ZEIT Campus: Herr Ullrich, Sie forschen seit Jahrzehnten gegen den Krebs an. Wird er in absehbarer Zeit heilbar sein?

Axel Ullrich: Im Moment können wir mithilfe von Medikamenten das Leben der Patienten oft nur um wenige Jahre, teils nur um wenige Monate verlängern. Und wir haben wenig Aussicht, den großen Durchbruch zu erzielen.

ZEIT Campus: Könnte sich das in Zukunft ändern?

Ullrich: Sagen wir es mal so: Ich schließe nicht aus, dass es mal anders sein wird, aber nicht morgen und nicht in zehn Jahren. Ich bin im Laufe der Jahre pessimistischer geworden.
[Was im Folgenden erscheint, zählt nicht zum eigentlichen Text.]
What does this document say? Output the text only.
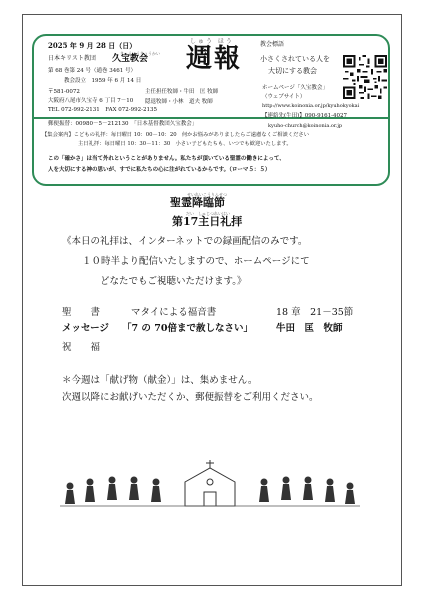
2025 年 9 月 28 日（日）
きゅうほうきょうかい
日本キリスト教団 久宝教会
第 68 巻第 24 号（通巻 3461 号）
教会設立　1959 年 6 月 14 日
しゅう ほう
週報	教会標語
小さくされている人を
大切にする教会
〒581-0072
大阪府八尾市久宝寺 6 丁目 7－10
TEL 072-992-2131　FAX 072-992-2135
主任担任牧師・牛田　匡 牧師
隠退牧師・小林　道夫 牧師
ホームページ「久宝教会」
（ウェブサイト）
http://www.koinonia.or.jp/kyuhokyokai
郵便振替：00980－5－212130　「日本基督教団久宝教会」
【連絡先(牛田)】090-9161-4027
kyuho-church@koinonia.or.jp
【集会案内】こどもの礼拝：毎日曜日 10：00－10：20　何かお悩みがありましたらご遠慮なくご相談ください
主日礼拝：毎日曜日 10：30－11：30　小さい子どもたちも、いつでも歓迎いたします。
この「確かさ」は当て外れということがありません。私たちが頂いている聖霊の働きによって、
人を大切にする神の思いが、すでに私たちの心に注がれているからです。（ローマ５：５）
せいれいこうりんせつ
聖霊降臨節
だい　しゅじつれいはい
第17主日礼拝
《本日の礼拝は、インターネットでの録画配信のみです。
１０時半より配信いたしますので、ホームページにて
どなたでもご視聴いただけます。》
聖　　書	マタイによる福音書	18 章　21－35節
メッセージ 「7 の 70倍まで赦しなさい」 牛田　匡　牧師
祝　　福
＊今週は「献げ物（献金）」は、集めません。
次週以降にお献げいただくか、郵便振替をご利用ください。
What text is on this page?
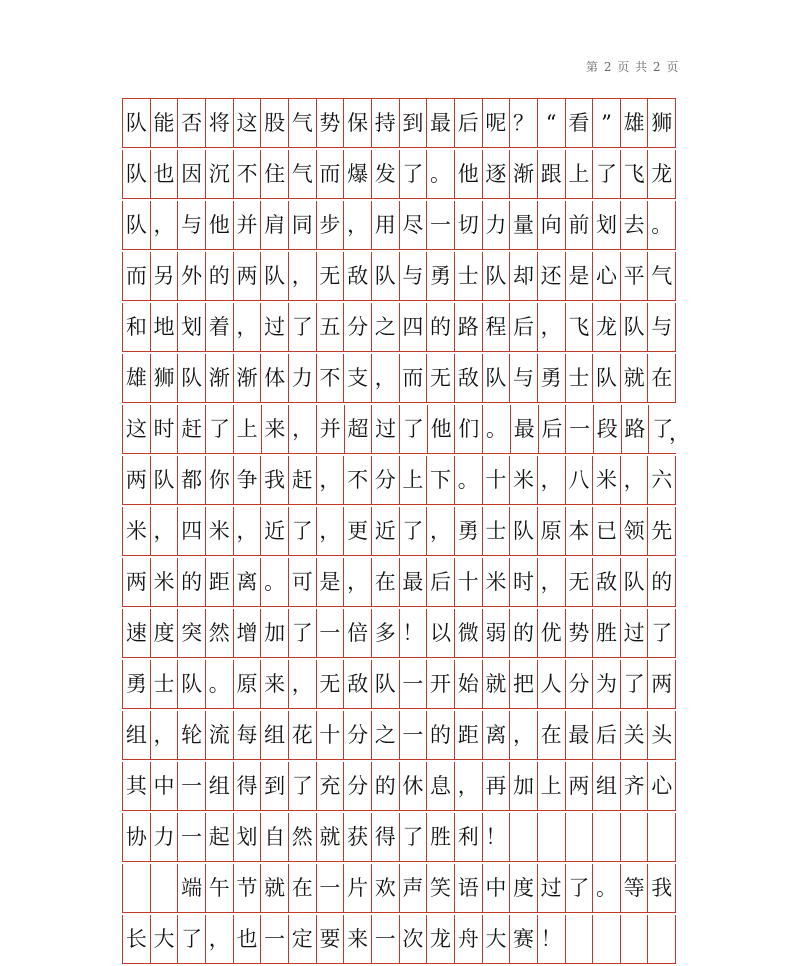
第 2 页 共 2 页
队 能 否 将 这 股 气 势 保 持 到 最 后 呢 ？ “ 看 ” 雄 狮
队 也 因 沉 不 住 气 而 爆 发 了 。 他 逐 渐 跟 上 了 飞 龙
队 ， 与 他 并 肩 同 步 ， 用 尽 一 切 力 量 向 前 划 去 。
而 另 外 的 两 队 ， 无 敌 队 与 勇 士 队 却 还 是 心 平 气
和 地 划 着 ， 过 了 五 分 之 四 的 路 程 后 ， 飞 龙 队 与
雄 狮 队 渐 渐 体 力 不 支 ， 而 无 敌 队 与 勇 士 队 就 在
这 时 赶 了 上 来 ， 并 超 过 了 他 们 。 最 后 一 段 路 了
，
两 队 都 你 争 我 赶 ， 不 分 上 下 。 十 米 ， 八 米 ， 六
米 ， 四 米 ， 近 了 ， 更 近 了 ， 勇 士 队 原 本 已 领 先
两 米 的 距 离 。 可 是 ， 在 最 后 十 米 时 ， 无 敌 队 的
速 度 突 然 增 加 了 一 倍 多 ！ 以 微 弱 的 优 势 胜 过 了
勇 士 队 。 原 来 ， 无 敌 队 一 开 始 就 把 人 分 为 了 两
组 ， 轮 流 每 组 花 十 分 之 一 的 距 离 ， 在 最 后 关 头
其 中 一 组 得 到 了 充 分 的 休 息 ， 再 加 上 两 组 齐 心
协 力 一 起 划 自 然 就 获 得 了 胜 利 ！
端 午 节 就 在 一 片 欢 声 笑 语 中 度 过 了 。 等 我
长 大 了 ， 也 一 定 要 来 一 次 龙 舟 大 赛 ！
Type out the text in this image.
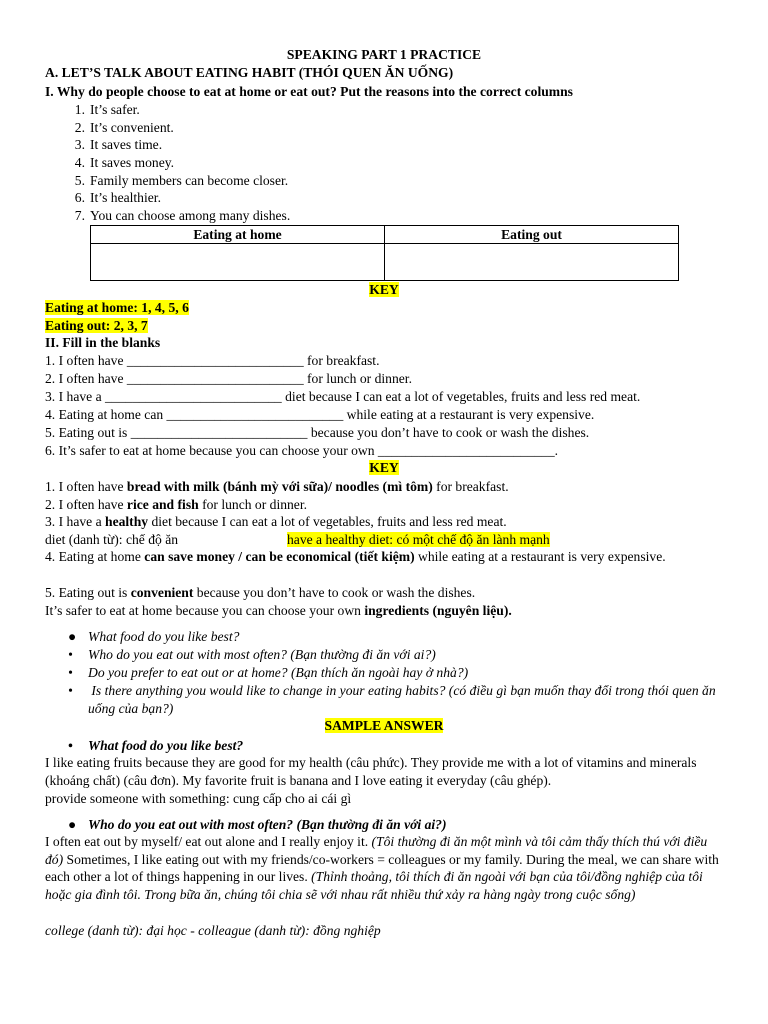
SPEAKING PART 1 PRACTICE
A. LET’S TALK ABOUT EATING HABIT (THÓI QUEN ĂN UỐNG)
I. Why do people choose to eat at home or eat out? Put the reasons into the correct columns
1. It’s safer.
2. It’s convenient.
3. It saves time.
4. It saves money.
5. Family members can become closer.
6. It’s healthier.
7. You can choose among many dishes.
Eating at home	Eating out

KEY
Eating at home: 1, 4, 5, 6
Eating out: 2, 3, 7
II. Fill in the blanks
1. I often have __________________________ for breakfast.
2. I often have __________________________ for lunch or dinner.
3. I have a __________________________ diet because I can eat a lot of vegetables, fruits and less red meat.
4. Eating at home can __________________________ while eating at a restaurant is very expensive.
5. Eating out is __________________________ because you don’t have to cook or wash the dishes.
6. It’s safer to eat at home because you can choose your own __________________________.
KEY
1. I often have bread with milk (bánh mỳ với sữa)/ noodles (mì tôm) for breakfast.
2. I often have rice and fish for lunch or dinner.
3. I have a healthy diet because I can eat a lot of vegetables, fruits and less red meat.
diet (danh từ): chế độ ăn	have a healthy diet: có một chế độ ăn lành mạnh
4. Eating at home can save money / can be economical (tiết kiệm) while eating at a restaurant is very expensive.
5. Eating out is convenient because you don’t have to cook or wash the dishes.
It’s safer to eat at home because you can choose your own ingredients (nguyên liệu).
● What food do you like best?
• Who do you eat out with most often? (Bạn thường đi ăn với ai?)
• Do you prefer to eat out or at home? (Bạn thích ăn ngoài hay ở nhà?)
• Is there anything you would like to change in your eating habits? (có điều gì bạn muốn thay đổi trong thói quen ăn uống của bạn?)
SAMPLE ANSWER
• What food do you like best?
I like eating fruits because they are good for my health (câu phức). They provide me with a lot of vitamins and minerals (khoáng chất) (câu đơn). My favorite fruit is banana and I love eating it everyday (câu ghép).
provide someone with something: cung cấp cho ai cái gì
● Who do you eat out with most often? (Bạn thường đi ăn với ai?)
I often eat out by myself/ eat out alone and I really enjoy it. (Tôi thường đi ăn một mình và tôi cảm thấy thích thú với điều đó) Sometimes, I like eating out with my friends/co-workers = colleagues or my family. During the meal, we can share with each other a lot of things happening in our lives. (Thỉnh thoảng, tôi thích đi ăn ngoài với bạn của tôi/đồng nghiệp của tôi hoặc gia đình tôi. Trong bữa ăn, chúng tôi chia sẽ với nhau rất nhiều thứ xảy ra hàng ngày trong cuộc sống)
college (danh từ): đại học - colleague (danh từ): đồng nghiệp
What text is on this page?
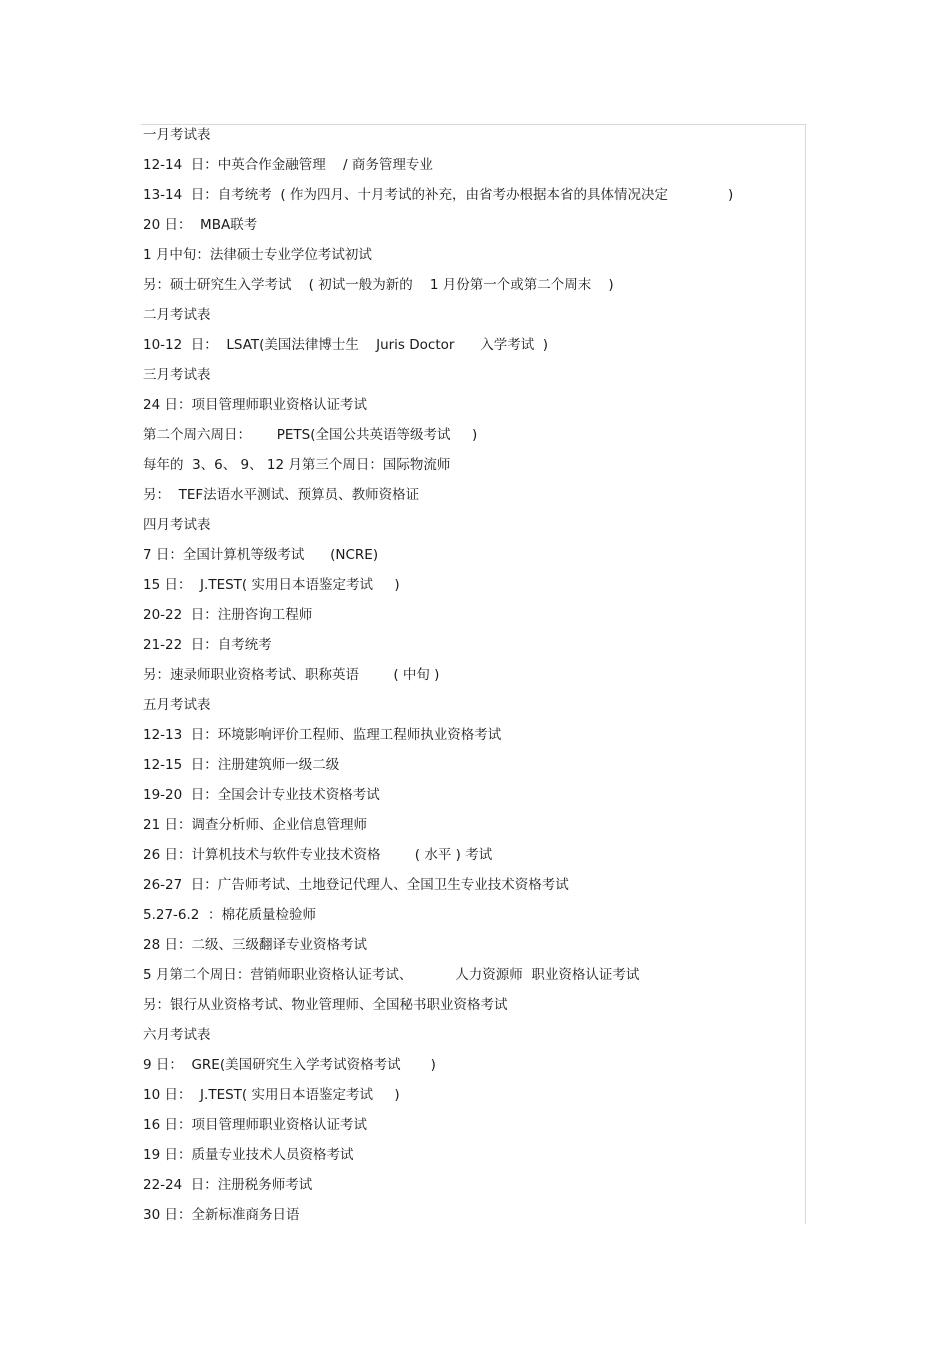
一月考试表
12-14  日：中英合作金融管理    / 商务管理专业
13-14  日：自考统考  ( 作为四月、十月考试的补充，由省考办根据本省的具体情况决定              )
20 日：  MBA联考
1 月中旬：法律硕士专业学位考试初试
另：硕士研究生入学考试    ( 初试一般为新的    1 月份第一个或第二个周末    )
二月考试表
10-12  日：  LSAT(美国法律博士生    Juris Doctor      入学考试  )
三月考试表
24 日：项目管理师职业资格认证考试
第二个周六周日：      PETS(全国公共英语等级考试     )
每年的  3、6、 9、 12 月第三个周日：国际物流师
另：  TEF法语水平测试、预算员、教师资格证
四月考试表
7 日：全国计算机等级考试      (NCRE)
15 日：  J.TEST( 实用日本语鉴定考试     )
20-22  日：注册咨询工程师
21-22  日：自考统考
另：速录师职业资格考试、职称英语        ( 中旬 )
五月考试表
12-13  日：环境影响评价工程师、监理工程师执业资格考试
12-15  日：注册建筑师一级二级
19-20  日：全国会计专业技术资格考试
21 日：调查分析师、企业信息管理师
26 日：计算机技术与软件专业技术资格        ( 水平 ) 考试
26-27  日：广告师考试、土地登记代理人、全国卫生专业技术资格考试
5.27-6.2  ：棉花质量检验师
28 日：二级、三级翻译专业资格考试
5 月第二个周日：营销师职业资格认证考试、          人力资源师  职业资格认证考试
另：银行从业资格考试、物业管理师、全国秘书职业资格考试
六月考试表
9 日：  GRE(美国研究生入学考试资格考试       )
10 日：  J.TEST( 实用日本语鉴定考试     )
16 日：项目管理师职业资格认证考试
19 日：质量专业技术人员资格考试
22-24  日：注册税务师考试
30 日：全新标准商务日语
ZEIT Campus: Das heißt, zu Beginn Ihrer Karriere hatten Sie noch größere Hoffnung?

Ullrich: Ja. Aber da war ich auch naiver und dümmer als heute. Andererseits: Man muss etwas naiv sein, um große Probleme anzugehen.

ZEIT Campus: Was muss man mitbringen, um im Labor erfolgreich zu sein?

Ullrich: Auf jeden Fall ein starkes Selbstbewusstsein. Leider mangelt es daran beim Nachwuchs viel zu oft. Ich würde sogar sagen, fehlendes Selbstbewusstsein ist oft das größte Hindernis auf dem Weg zu einem guten Forscher.

Dieser Text stammt aus dem aktuellen ZEIT Campus Magazin, das am Kiosk erhältlich ist. Klicken Sie auf das Bild, um auf die Seite des Magazins zu gelangen.

ZEIT Campus: Wie meinen Sie das genau?

Ullrich: In den letzten 20 Jahren sind mehr als hundert Doktoranden aus aller Welt durch meine Abteilung gegangen. Ich habe dabei sehr oft intelligente und vielversprechende Nachwuchsleute erlebt, die aber letztlich doch nicht bereit waren, innovativ zu sein, also etwas wirklich Neues zu wagen, auch auf die Gefahr hin, enttäuscht zu werden.

ZEIT Campus: Wie äußert sich das?

Ullrich: Sie drücken sich vor den entscheidenden Experimenten, aus Angst, dass sie falsch liegen könnten. Natürlich gibt es tausend rational anmutende Gründe, die man in solchen Fällen vorschieben kann, aber letztendlich fehlt vielen einfach der Mut. In den großen Pharmaunternehmen wird Risikofreude leider auch nicht gefördert.

ZEIT Campus: Woran machen Sie das fest?

Ullrich: Wer eine gut dotierte Stelle in der Industrie hat, will sie auch behalten. Aber wenn Experimente enttäuschen, wird das dem Protagonisten oft übel angerechnet. Es ist also meist nicht angeraten, risikofreudig zu sein. Das ist ein großes Problem.

ZEIT Campus: Ist die Gefahr des Scheiterns so groß?

Ullrich: Ja. Forschung ist nur selten berechenbar, und besonders die Entwicklung von Medikamenten ist einfach ungeheuer komplex.

ZEIT Campus: Ein Medikament zu entwickeln dauert manchmal Jahrzehnte...

Ullrich: ...und nur ein winziger Bruchteil dessen, an dem geforscht wird, kommt irgendwann tatsächlich auf den Markt.

ZEIT Campus: Sie selbst scheinen das Gegenbeispiel zu sein. Es gibt drei Medikamente, die auf Ihre Forschung zurückgehen.

Ullrich: Das ist eine hohe Zahl und keineswegs der Normalfall. Ich kenne ausgezeichnete Wissenschaftler, die sehr interessante Ideen, aber dennoch nie Erfolg damit hatten. Ich habe eine Menge Glück gehabt. Aber auch die meisten meiner Entwicklungen haben es nicht zur Zulassung geschafft.

ZEIT Campus: Das heißt, es passiert oft, dass man jahrelang an einem Medikament arbeitet, und dann wird nichts draus?

Ullrich: Ja.

ZEIT Campus: Wie kommt man mit diesen permanenten Rückschlägen klar?

Ullrich: Wissenschaftler dürfen ihr Selbstwertgefühl nicht von den Ergebnissen ihrer Experimente abhängig machen – jedenfalls nicht zu sehr. Auch nach einem Misserfolg dürfen sie nicht am Boden zerstört sein, denn Enttäuschungen gehören einfach dazu. Sie müssen den Drang haben, trotzdem weiterzumachen. Diesen Willen, diese Leidenschaft müssen junge Forscher in sich spüren. Ihre Neugierde muss stärker sein als die Enttäuschung.